In the last 10 days I have been sadly reminded of the importance of the rituals of grief. Perhaps more than any custom the traditions of bringing family, friends, co-workers, and acquaintances together to a funeral and for the visiting around it, the tradition of bringing home-cooked food to the grieving family, the tradition of sending messages of condolences to those who have lost a loved one--all of these traditions are central to maintaining a sense of community, purposefulness, solidarity, and continuity of life in the face of acute loss for the grieving family. Faith, hope, and charity are the foundation of these rituals. In these times, we not only show our support and love for the grieving family, but we also pay due respect to the unique individuality of the person who has passed away and honor him or her for their contribution to our lives.
All of these rituals also remind us of the many ways in which we affect the lives of people without our even knowing it, and lets us know of the importance of every gesture and word of kindness to another person. I am reminded of Wendell Berry's short story, "Pray Without Ceasing," which describes the community's response to a senseless killing. Once the funeral is over, the bereaved family has before it the hard task of putting their life back together, and of finding their peace with the reality of their loss. This is also a time when it is crucial for family and friends to stand fast and be there when needed. Patience and presence.

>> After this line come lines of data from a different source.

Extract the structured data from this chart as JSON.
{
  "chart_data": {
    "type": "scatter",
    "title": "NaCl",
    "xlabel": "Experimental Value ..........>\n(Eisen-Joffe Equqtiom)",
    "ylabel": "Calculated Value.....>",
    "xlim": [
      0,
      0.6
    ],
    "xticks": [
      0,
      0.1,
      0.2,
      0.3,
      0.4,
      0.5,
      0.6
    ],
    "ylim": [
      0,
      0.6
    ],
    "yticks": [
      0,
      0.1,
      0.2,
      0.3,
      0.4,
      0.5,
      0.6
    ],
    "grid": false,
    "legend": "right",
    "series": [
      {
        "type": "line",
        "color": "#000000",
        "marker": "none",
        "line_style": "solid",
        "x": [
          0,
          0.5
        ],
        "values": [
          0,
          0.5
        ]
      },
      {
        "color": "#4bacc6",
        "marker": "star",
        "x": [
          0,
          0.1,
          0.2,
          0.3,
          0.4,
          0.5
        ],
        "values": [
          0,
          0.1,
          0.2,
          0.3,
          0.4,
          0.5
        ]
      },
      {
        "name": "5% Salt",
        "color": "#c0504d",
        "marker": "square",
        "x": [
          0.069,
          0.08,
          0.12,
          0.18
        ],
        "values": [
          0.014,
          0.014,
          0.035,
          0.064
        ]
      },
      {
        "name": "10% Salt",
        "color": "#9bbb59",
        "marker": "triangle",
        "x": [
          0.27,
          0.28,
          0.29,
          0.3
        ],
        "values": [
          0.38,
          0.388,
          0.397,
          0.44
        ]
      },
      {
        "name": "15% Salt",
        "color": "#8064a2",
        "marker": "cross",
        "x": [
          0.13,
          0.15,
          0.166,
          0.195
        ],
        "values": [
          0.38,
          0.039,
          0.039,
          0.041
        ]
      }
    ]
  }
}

In all the rituals of grief, women play a primary role, and it is often up to them to organize support for the grieving family. This is a function that women need time to perform not only for the aggrieved but also for the community. It is hard to imagine what society would be without these rituals of grief when a death robs us of the living presence of a beloved human being. Without the reaffirmation of the interconnectedness of friends and family at this time, it would be as if a person's death, and life, had no meaning, did not matter. In the same way, funerals and memorial services that exclude thoughts of God and of the immortal soul seem to come up empty. The reaffirmation of life in the face of the profound mystery of death is as old as man; Neanderthal man placed flowers on the graves of the departed.